THIS STORY WAS UPDATED
According to Helsingin Sanomat, Deputy Mayor for Education of Helsinki, Nasima Razmyar, believes that the best way to deal with inequality at Helsinki schools is by paying teachers a bigger salary. Ramyar has a good idea, but it does not even begin to deal with why there is so much inequality at some schools and why we are now hearing this suggestion from her.
“The differences are huge,” she was quoted as saying. “We have areas [in Helsinki] where 40% of families live on income support.
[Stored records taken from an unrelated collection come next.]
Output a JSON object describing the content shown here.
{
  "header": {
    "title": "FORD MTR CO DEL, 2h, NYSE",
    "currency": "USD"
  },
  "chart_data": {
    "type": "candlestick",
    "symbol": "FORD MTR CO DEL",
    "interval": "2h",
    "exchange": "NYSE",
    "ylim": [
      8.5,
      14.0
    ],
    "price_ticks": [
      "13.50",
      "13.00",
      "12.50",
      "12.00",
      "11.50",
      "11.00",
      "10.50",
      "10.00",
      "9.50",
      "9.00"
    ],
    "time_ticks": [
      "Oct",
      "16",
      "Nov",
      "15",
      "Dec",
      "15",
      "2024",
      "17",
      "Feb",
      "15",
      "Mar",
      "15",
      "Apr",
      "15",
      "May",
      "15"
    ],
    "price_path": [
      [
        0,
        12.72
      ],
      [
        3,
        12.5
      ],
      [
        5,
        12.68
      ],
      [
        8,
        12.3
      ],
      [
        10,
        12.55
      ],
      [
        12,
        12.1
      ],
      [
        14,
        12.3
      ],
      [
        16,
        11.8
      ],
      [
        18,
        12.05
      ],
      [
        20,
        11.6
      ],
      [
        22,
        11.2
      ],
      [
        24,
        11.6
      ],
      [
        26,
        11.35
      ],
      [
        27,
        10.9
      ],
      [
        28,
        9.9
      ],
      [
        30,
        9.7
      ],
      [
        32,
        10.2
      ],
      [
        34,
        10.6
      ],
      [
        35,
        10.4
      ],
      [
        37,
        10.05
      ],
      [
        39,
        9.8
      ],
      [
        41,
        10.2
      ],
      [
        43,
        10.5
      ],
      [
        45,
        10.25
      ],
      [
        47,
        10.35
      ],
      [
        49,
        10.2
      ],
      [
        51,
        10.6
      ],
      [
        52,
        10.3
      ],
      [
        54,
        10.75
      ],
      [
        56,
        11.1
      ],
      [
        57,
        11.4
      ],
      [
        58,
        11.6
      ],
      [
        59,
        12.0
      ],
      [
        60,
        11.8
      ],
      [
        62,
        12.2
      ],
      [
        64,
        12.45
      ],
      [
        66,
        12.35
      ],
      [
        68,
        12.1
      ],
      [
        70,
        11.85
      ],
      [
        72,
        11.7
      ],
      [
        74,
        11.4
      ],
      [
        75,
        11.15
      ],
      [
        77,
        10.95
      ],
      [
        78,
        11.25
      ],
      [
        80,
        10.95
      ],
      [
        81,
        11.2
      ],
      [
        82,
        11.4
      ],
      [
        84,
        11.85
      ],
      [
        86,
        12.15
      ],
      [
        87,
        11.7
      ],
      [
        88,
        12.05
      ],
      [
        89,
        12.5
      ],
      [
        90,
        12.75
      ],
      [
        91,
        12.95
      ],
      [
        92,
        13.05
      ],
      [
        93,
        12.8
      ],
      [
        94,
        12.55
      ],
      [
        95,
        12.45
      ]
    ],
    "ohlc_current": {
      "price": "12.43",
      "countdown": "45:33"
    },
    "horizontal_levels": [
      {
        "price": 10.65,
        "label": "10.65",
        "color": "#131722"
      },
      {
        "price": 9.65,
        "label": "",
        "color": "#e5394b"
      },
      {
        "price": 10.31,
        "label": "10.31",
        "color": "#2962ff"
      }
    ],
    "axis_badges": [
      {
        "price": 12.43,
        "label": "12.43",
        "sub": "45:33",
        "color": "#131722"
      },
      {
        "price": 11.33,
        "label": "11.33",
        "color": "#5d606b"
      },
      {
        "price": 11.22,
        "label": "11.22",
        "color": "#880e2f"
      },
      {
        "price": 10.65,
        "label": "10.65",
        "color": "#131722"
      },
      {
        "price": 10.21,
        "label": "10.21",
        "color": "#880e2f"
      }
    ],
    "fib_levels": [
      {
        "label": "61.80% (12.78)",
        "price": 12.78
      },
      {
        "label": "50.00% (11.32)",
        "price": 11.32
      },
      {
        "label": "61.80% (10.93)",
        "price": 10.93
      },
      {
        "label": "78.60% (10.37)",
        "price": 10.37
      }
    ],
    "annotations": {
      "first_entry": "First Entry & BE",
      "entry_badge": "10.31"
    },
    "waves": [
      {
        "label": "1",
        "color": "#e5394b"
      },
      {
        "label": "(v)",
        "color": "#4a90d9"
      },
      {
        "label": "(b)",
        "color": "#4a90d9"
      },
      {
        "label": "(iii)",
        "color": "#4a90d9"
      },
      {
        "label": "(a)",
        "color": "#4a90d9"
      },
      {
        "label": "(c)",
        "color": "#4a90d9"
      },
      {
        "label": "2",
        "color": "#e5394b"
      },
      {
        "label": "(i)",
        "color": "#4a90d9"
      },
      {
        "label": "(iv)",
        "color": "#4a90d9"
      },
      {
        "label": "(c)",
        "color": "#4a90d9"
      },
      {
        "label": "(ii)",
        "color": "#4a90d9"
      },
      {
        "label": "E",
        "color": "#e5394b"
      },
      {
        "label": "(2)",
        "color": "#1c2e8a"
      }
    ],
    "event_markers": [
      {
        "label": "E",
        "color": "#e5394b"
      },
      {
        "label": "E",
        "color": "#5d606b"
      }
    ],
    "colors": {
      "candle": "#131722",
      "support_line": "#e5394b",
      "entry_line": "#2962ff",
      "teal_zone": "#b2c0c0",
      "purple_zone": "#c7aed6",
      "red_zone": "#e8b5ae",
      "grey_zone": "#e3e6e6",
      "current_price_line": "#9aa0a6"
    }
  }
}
Socio-economic differences are visible daily at schools.”
Razmyar said that a lot of work by teachers and principals at such schools deals with handling social problems.

While it is a good matter that Razmyar is trying to find solutions on how to deal with rising inequaility at Helsinki schools, her suggestion of paying teachers a higher salar fall short on addressing the real culprit, which is racism and social inequality in our society.
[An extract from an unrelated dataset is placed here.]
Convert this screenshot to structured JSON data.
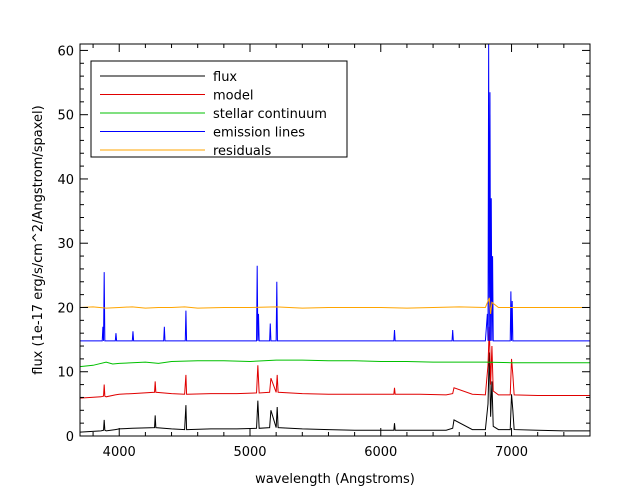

The City of Helsinki has many resources to deal with social inequality among youths, money is only one of many that will help alleviate the problem.
Imagine as well the attacks by anti-immigration politicians and parties against minority children on how they receive preferential treatment through better-paying teachers.
Even if such advocates may claim that immigration is costly, we can also argue that racism, discrimination, and social exclusion cost society.
Let’s hope that Razmyar and the City of Helsinki can come up with more effective solutions.
This is a good start but it is a disappointment because it subcontracts social ills to higher pay.
You are one broken record Enrique. Everything is racism and inequality.
The thing is, things are indeed inequal in that minority children give schools more money already. Apart from that, schools and teachers aren’t that different in Finland. The difference are the students themselves. The problem isn’t that students come from poor families, the problem is that students don’t want to study and disturb the teachers and others. The problem is that students and their parents don’t value education.